A revolutionary book by a revolutionary thinker. Mordecai Kaplan was a true polymath, a philosopher, an early student of sociology and a learned rabbi in his own right. He saw in America a community within Judaism who needed a faith and a community which was relatable, applicable and possible to integrate fully into modern life.
Judaism as a Civilization, aside from having launched a whole religious tradition, is full of sublimely formed arguments, a sense of the historical and theological situation of Judaism and the philosophical approach of medieval and modern theorists. Skipping lightly on from a review of Locke and Voltaire, Kaplan ventures into the economic realities of supporting a community and an accompanying religious apparatus, and the theological openness required to allow unfettered excellence.
Kaplan challenged the normative nature of Jewish law, proposed a less literal conception of God and a fresh and egalitarian approach to the application of Jewish tradition in the modern world. He takes the position that Judaism and its adherents need to take radical action to reinvigorate community and faith and is inspiring in his advice.
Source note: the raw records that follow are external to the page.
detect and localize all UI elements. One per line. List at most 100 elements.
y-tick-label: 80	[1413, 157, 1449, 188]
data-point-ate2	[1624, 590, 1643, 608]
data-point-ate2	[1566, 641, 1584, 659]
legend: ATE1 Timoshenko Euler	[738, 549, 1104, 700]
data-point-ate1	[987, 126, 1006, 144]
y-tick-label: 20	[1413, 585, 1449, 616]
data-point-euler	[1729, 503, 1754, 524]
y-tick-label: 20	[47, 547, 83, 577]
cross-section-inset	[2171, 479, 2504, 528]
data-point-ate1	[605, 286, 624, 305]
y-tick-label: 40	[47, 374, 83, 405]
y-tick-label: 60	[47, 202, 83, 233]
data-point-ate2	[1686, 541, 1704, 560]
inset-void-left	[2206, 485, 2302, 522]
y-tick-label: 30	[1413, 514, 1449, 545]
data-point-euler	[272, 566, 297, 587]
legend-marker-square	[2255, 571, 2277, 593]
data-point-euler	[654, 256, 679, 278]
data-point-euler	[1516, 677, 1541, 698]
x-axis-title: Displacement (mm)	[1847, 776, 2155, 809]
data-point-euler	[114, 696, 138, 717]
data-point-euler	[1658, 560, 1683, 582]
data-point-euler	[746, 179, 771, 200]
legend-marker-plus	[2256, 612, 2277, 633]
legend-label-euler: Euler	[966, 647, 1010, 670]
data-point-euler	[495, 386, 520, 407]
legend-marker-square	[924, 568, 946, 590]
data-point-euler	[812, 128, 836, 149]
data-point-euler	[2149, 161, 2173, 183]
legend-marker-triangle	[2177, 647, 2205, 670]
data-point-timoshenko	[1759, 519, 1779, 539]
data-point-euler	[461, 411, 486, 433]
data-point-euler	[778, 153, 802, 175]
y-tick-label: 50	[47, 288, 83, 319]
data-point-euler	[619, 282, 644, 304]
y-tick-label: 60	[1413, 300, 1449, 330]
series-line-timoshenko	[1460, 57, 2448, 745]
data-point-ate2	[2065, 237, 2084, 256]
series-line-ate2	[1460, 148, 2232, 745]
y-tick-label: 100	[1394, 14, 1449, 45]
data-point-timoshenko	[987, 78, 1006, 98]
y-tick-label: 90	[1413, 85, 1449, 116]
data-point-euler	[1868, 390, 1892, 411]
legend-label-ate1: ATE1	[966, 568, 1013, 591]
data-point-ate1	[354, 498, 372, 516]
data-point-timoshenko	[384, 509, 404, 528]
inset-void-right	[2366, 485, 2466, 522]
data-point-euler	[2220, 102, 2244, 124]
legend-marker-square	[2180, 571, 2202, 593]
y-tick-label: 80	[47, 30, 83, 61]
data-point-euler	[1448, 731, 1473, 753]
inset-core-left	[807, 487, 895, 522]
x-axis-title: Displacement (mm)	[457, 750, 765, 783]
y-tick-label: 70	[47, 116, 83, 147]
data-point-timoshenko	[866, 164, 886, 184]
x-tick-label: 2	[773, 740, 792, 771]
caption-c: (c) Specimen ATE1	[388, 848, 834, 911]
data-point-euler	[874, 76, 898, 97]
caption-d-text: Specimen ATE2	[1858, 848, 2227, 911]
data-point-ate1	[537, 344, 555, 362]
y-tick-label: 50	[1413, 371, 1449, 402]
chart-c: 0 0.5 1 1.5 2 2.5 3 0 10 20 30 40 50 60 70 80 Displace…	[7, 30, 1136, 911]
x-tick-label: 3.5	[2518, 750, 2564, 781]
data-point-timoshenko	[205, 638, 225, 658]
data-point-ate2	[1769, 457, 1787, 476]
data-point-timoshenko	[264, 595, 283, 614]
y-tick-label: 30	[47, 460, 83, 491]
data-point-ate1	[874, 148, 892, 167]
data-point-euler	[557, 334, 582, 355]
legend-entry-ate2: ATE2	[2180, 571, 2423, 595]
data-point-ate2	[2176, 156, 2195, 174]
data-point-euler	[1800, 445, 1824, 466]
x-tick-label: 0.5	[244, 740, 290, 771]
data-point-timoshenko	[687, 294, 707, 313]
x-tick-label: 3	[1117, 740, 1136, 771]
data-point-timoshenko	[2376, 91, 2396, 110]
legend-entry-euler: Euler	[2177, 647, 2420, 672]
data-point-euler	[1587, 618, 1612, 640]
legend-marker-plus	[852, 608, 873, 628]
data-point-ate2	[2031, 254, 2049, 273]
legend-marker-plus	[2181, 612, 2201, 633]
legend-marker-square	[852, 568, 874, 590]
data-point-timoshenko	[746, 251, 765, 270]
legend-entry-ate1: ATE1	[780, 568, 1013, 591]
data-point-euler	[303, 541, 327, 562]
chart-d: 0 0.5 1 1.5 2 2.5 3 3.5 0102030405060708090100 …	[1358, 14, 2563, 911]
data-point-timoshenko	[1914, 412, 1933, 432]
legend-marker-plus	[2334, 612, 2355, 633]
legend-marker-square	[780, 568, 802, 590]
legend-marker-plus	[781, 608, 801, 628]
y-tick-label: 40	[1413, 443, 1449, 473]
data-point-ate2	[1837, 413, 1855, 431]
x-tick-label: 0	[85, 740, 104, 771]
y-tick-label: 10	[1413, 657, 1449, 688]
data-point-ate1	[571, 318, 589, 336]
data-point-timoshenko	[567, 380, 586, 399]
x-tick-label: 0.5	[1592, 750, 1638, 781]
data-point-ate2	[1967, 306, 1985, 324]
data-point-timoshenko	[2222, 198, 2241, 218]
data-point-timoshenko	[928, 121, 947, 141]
'More dangerous to Judaism by far than challenge, opposition and even misinterpretation is the deadening acquiescence of apathy. The lack of controversial writing about Judaism, especially in English, does not mean that there is inward peace in Israel; it betokens the peace of stagnation. This spiritual stagnation in America must be disturbed, and if some of the views expressed in this book will produce the slightest ripple in American-Jewish thinking, the book will have served a useful purpose'.